Signing up wasn’t easy, trying to figure out which private plan was “right for me.” I also had trouble when it came time for renewal the next year. It wasn’t automatic like auto insurance. Imagine how senior citizens would fare navigating such a complex health care marketplace.

And don’t forget that health care costs usually spike during the last few years of life. Given that the ACA’s private insurance scheme only works financially if millions of young and healthy people sign up — how much would it cost to publicly subsidize for-profit companies to sell health insurance to the elderly?

Trading Medicare for Obamacare absolutely makes no sense. If the GOP Congress absolutely opposes all government involvement in health care, then it should just repeal both Obamacare and Medicare and wait for the voters’ response come Election Day.

Benjamin Turon

Ballston Spa

Love of America can come in many forms

A March 21 letter to the editor extolled former New York City Mayor Rudy Giuliani’s statement, “President Obama doesn’t love America.” The letter writer endeavored to prove the undebatable truth of the mayor’s declaration. Three of the author’s “proofs” stood out for me; a) as a child, in Hawaii, Obama was mentored by a socialist; b) his father was a Muslim who didn’t hang around much, and c) his Kenyan grandfather, labeled a “terrorist,” was jailed by the British.

Contemplating this letter, I began to wonder whether or not I loved America.

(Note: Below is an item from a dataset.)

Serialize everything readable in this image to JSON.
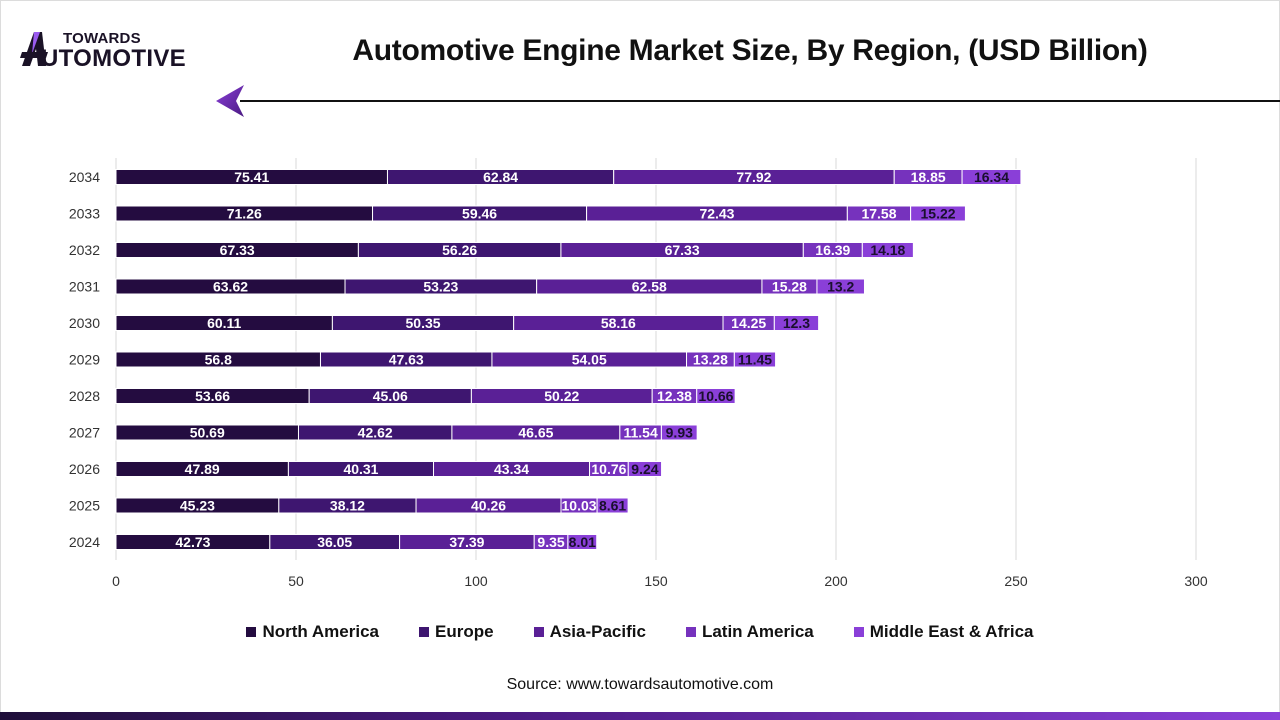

The only socialist I ever knew was a World War II veteran, who had been awarded a Silver Star, Purple Heart and a nice new wooden leg for action in Europe. He worried about our less-fortunate fellow Americans, and what we, as a society, could do for them.

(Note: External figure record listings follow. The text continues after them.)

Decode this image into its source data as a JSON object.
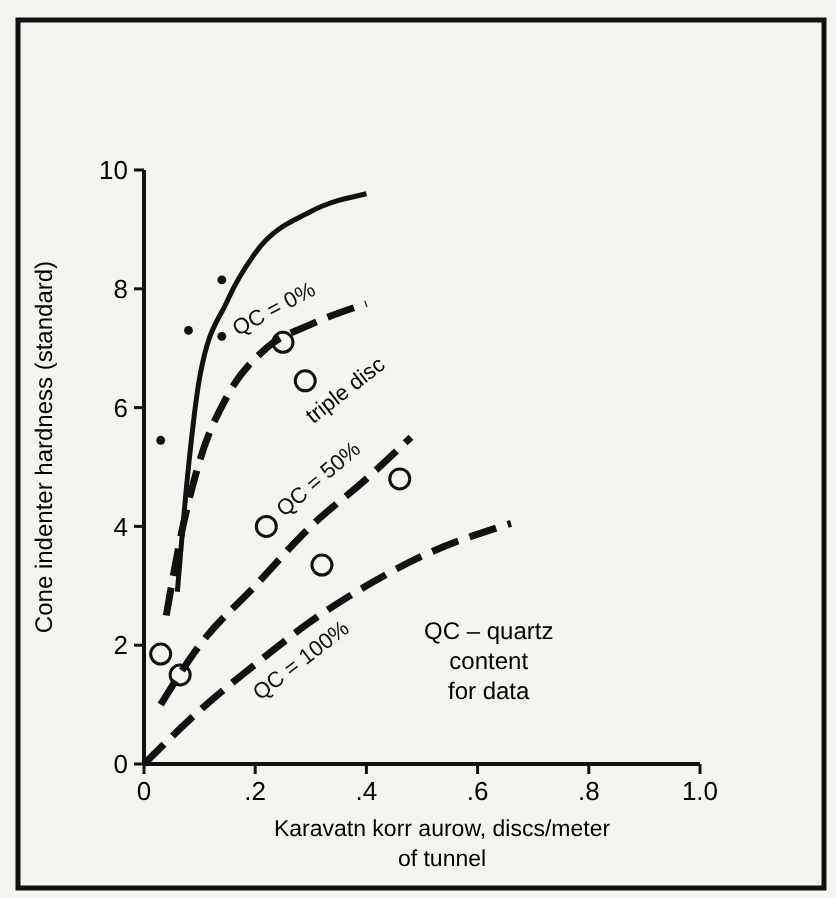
{
  "chart_data": {
    "type": "line",
    "xlabel": "Karavatn korr aurow, discs/meter of tunnel",
    "ylabel": "Cone indenter hardness (standard)",
    "xlim": [
      0,
      1.0
    ],
    "ylim": [
      0,
      10
    ],
    "xticks": [
      0,
      {
        "value": 0.2,
        "label": ".2"
      },
      {
        "value": 0.4,
        "label": ".4"
      },
      {
        "value": 0.6,
        "label": ".6"
      },
      {
        "value": 0.8,
        "label": ".8"
      },
      {
        "value": 1.0,
        "label": "1.0"
      }
    ],
    "yticks": [
      0,
      2,
      4,
      6,
      8,
      10
    ],
    "grid": false,
    "annotations": [
      "triple disc",
      "QC – quartz content for data"
    ],
    "series": [
      {
        "color": "#111111",
        "line_style": "solid",
        "x": [
          0.06,
          0.08,
          0.1,
          0.15,
          0.2,
          0.3,
          0.4
        ],
        "values": [
          2.9,
          5,
          6.5,
          7.8,
          8.6,
          9.3,
          9.6
        ]
      },
      {
        "name": "QC = 0%",
        "color": "#111111",
        "line_style": "dashed",
        "x": [
          0.04,
          0.07,
          0.1,
          0.15,
          0.22,
          0.3,
          0.4
        ],
        "values": [
          2.5,
          4,
          5.1,
          6.2,
          7,
          7.4,
          7.75
        ]
      },
      {
        "name": "QC = 50%",
        "color": "#111111",
        "line_style": "dashed",
        "x": [
          0.03,
          0.1,
          0.2,
          0.3,
          0.4,
          0.48
        ],
        "values": [
          1,
          2,
          3,
          4,
          4.8,
          5.5
        ]
      },
      {
        "name": "QC = 100%",
        "color": "#111111",
        "line_style": "dashed",
        "x": [
          0,
          0.1,
          0.21,
          0.3,
          0.4,
          0.5,
          0.66
        ],
        "values": [
          0,
          0.9,
          1.75,
          2.4,
          3,
          3.5,
          4.05
        ]
      },
      {
        "type": "scatter",
        "marker": "circle",
        "color": "#111111",
        "x": [
          0.03,
          0.065,
          0.22,
          0.25,
          0.29,
          0.32,
          0.46
        ],
        "values": [
          1.85,
          1.5,
          4.0,
          7.1,
          6.45,
          3.35,
          4.8
        ]
      },
      {
        "type": "scatter",
        "marker": "dot",
        "color": "#111111",
        "x": [
          0.03,
          0.08,
          0.14,
          0.14
        ],
        "values": [
          5.45,
          7.3,
          8.15,
          7.2
        ]
      }
    ]
  }
}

My father, a Methodist, not a Muslin, did stick around. A patriot, well over draft age, he gave up a well-paying job to join the Army during World War II, becoming a major.

My two grandfathers, a railroad man and a country doctor, were never jailed by the British, or anybody. So far, so good, I sighed.

I served honorably in the Marine Corps during the Korean War. Nothing there to prove I don’t love America.

Then I remembered an ancestor, a captain in Washington’s Continental Army, who fought against George III’s British army, like Obama’s grandfather fighting against the same colonial power. “Whoops,” I thought.

Generations of my family have proudly venerated our patriotic ancestor, who risked his life to make the America he loved. And, so do I, warts and all. America may not be perfect, but we do what we can to help it along, and I’ll bet that goes for the letter writer, and President Obama, too.

Cliff Ammon

Saratoga Springs

Why does New York gov’t spend so much

Re March 31 article, “Details emerge on $142B budget”: Spending in New York state budget is out of control. Look at the whopping $142 billion budget.

If we divide that huge number by our population of 19.5 million, we get spending of about $9,000 per person. If we look at two other very populous states, Texas at 26 million people and California at 39 million people, we find spending per person about half of New York state.

Texas budgets about $4,000 per person in a $100 billion budget. California likewise budgets about $4,000 per person in a $165 billion budget. So what’s the story in New York?